In comparing profiles, the one glaring advantage that Lorenzo Taliaferro has over Javorius Allen is strength. Though Taliaferro’s 18 bench press reps at the 2014 NFL Combine represents a 30th-percentile score, Allen’s 11 bench press reps falls into the 0th percentile. All five of Taliaferro’s career scores are rushing touchdowns that came from within the 10-yard line. While two of Allen’s three career scores have come on receptions, one from 13 yards out and one from 41, with the other being a three-yard rush. All of this suggests that Taliaferro would make a better goal line back for the Ravens than Allen. And while Justin Forsett’s 26-bench reps was the best of the bunch, it was Taliaferro who was relied on as the goal line back in a 2014 season that saw Forsett play all 16 games.

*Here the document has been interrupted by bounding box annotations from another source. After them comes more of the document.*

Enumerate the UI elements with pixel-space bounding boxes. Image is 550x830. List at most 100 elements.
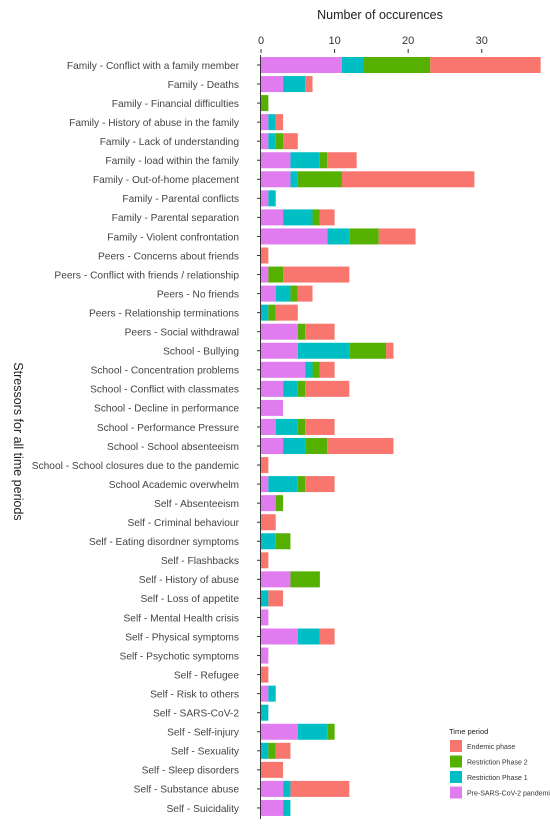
bar-segment: [290, 285, 298, 302]
bar-segment: [261, 361, 306, 378]
bar-segment: [261, 438, 284, 454]
bar-segment: [305, 476, 335, 493]
bar-segment: [386, 342, 394, 359]
bar-segment: [312, 361, 320, 378]
category-label: Family - Lack of understanding: [100, 137, 240, 148]
bar-segment: [261, 209, 284, 226]
bar-segment: [275, 533, 291, 550]
x-tick-label: 20: [402, 35, 414, 47]
bar-segment: [261, 647, 269, 664]
category-label: Family - History of abuse in the family: [69, 118, 240, 129]
legend-swatch: [450, 771, 462, 783]
bar-segment: [275, 304, 298, 321]
category-label: Self - History of abuse: [139, 575, 240, 586]
bar-segment: [261, 342, 298, 359]
bar-segment: [261, 95, 269, 112]
bar-segment: [261, 133, 269, 150]
bar-segment: [297, 723, 328, 740]
bar-segment: [261, 247, 269, 264]
x-tick-label: 10: [328, 35, 340, 47]
bar-segment: [305, 323, 335, 340]
category-label: Family - Violent confrontation: [107, 232, 239, 243]
bar-segment: [261, 590, 269, 607]
bar-segment: [268, 304, 276, 321]
category-label: School Academic overwhelm: [109, 480, 239, 491]
bar-segment: [275, 114, 284, 131]
category-label: School - Bullying: [163, 347, 239, 358]
bar-segment: [297, 342, 350, 359]
category-label: Peers - Relationship terminations: [89, 308, 239, 319]
legend-item-label: Restriction Phase 2: [467, 760, 528, 767]
category-label: Family - Financial difficulties: [112, 99, 239, 110]
category-label: Peers - Conflict with friends / relation…: [54, 270, 239, 281]
x-tick-label: 30: [476, 35, 488, 47]
bar-segment: [297, 323, 306, 340]
category-label: School - School closures due to the pand…: [32, 461, 239, 472]
category-label: School - Conflict with classmates: [90, 385, 239, 396]
bar-segment: [327, 228, 350, 245]
legend-swatch: [450, 755, 462, 768]
bar-segment: [305, 418, 335, 435]
category-label: Self - Substance abuse: [134, 785, 240, 796]
bar-segment: [261, 495, 276, 512]
category-label: Family - Parental separation: [112, 213, 239, 224]
bar-segment: [261, 704, 269, 721]
bar-segment: [261, 171, 291, 188]
legend-item-label: Pre-SARS-CoV-2 pandemic: [467, 791, 550, 798]
bar-segment: [261, 799, 284, 816]
category-label: Self - Self-injury: [167, 728, 240, 739]
bar-segment: [341, 57, 365, 73]
legend-swatch: [450, 786, 462, 799]
bar-segment: [261, 571, 291, 588]
category-label: Self - Flashbacks: [161, 556, 239, 567]
bar-segment: [268, 590, 284, 607]
bar-segment: [261, 666, 269, 683]
bar-segment: [327, 438, 394, 454]
bar-segment: [261, 380, 284, 397]
bar-segment: [290, 152, 320, 169]
bar-segment: [261, 533, 276, 550]
bar-segment: [430, 57, 541, 73]
legend-item-label: Restriction Phase 1: [467, 775, 528, 782]
category-label: Self - Physical symptoms: [125, 632, 239, 643]
legend-item-label: Endemic phase: [467, 744, 515, 751]
category-label: Self - Suicidality: [167, 804, 240, 815]
bar-segment: [261, 76, 284, 93]
category-label: Family - Deaths: [168, 80, 239, 91]
bar-segment: [283, 438, 306, 454]
bar-segment: [319, 152, 328, 169]
bar-segment: [364, 57, 431, 73]
bar-segment: [275, 742, 291, 759]
bar-segment: [297, 171, 342, 188]
bar-segment: [261, 323, 298, 340]
bar-segment: [268, 685, 276, 702]
bar-segment: [268, 190, 276, 207]
bar-segment: [319, 628, 335, 645]
bar-segment: [275, 495, 284, 512]
bar-segment: [275, 285, 291, 302]
bar-segment: [261, 761, 284, 778]
bar-segment: [327, 723, 335, 740]
bar-segment: [290, 571, 320, 588]
bar-segment: [261, 552, 269, 569]
bar-segment: [297, 380, 306, 397]
category-label: Self - Risk to others: [150, 689, 239, 700]
category-label: Self - Loss of appetite: [140, 594, 239, 605]
bar-segment: [297, 476, 306, 493]
category-label: School - Decline in performance: [94, 404, 239, 415]
category-label: Family - Parental conflicts: [122, 194, 239, 205]
bar-segment: [268, 266, 284, 283]
bar-segment: [305, 380, 350, 397]
bar-segment: [268, 476, 298, 493]
bar-segment: [261, 304, 269, 321]
bar-segment: [283, 799, 291, 816]
bar-segment: [305, 76, 313, 93]
category-label: School - Performance Pressure: [97, 423, 239, 434]
category-label: Self - Refugee: [174, 670, 239, 681]
bar-segment: [349, 342, 387, 359]
bar-segment: [305, 361, 313, 378]
bar-segment: [261, 114, 269, 131]
category-label: Peers - No friends: [157, 289, 239, 300]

Lorenzo Taliaferro’s one glaring red flag going forward is the fact that he’s now suffered season-ending foot injuries in two consecutive years. It doesn’t help his cause that both injuries were to the same foot. And unless Trent Richardson makes the roster, it’s enough to suggest that Taliaferro will open the 2016 season as the low man on the proverbial running back totem pole in Baltimore. That’s not to say he wouldn’t make a great handcuff or waiver pickup if he were to be thrust into a starting role, but he shouldn’t be expected to enter the season as the starting running back for the Ravens.
Javorius Allen is a big, fast running back who’s slick in the passing game — NFL bell cow material. Allen is the favorite to become Baltimore’s primary ball carrier in 2016 and no one cares. The Ravens suffered through their least efficient season since 2007, which somewhat offsets Allen’s inefficient rookie season. With an improved offensive line, a healthy Joe Flacco and bell cow Buck Allen in the backfield, the Ravens are primed for an offensive efficiency renaissance. Allen is now the most undervalued running back in across fantasy football formats. Get some.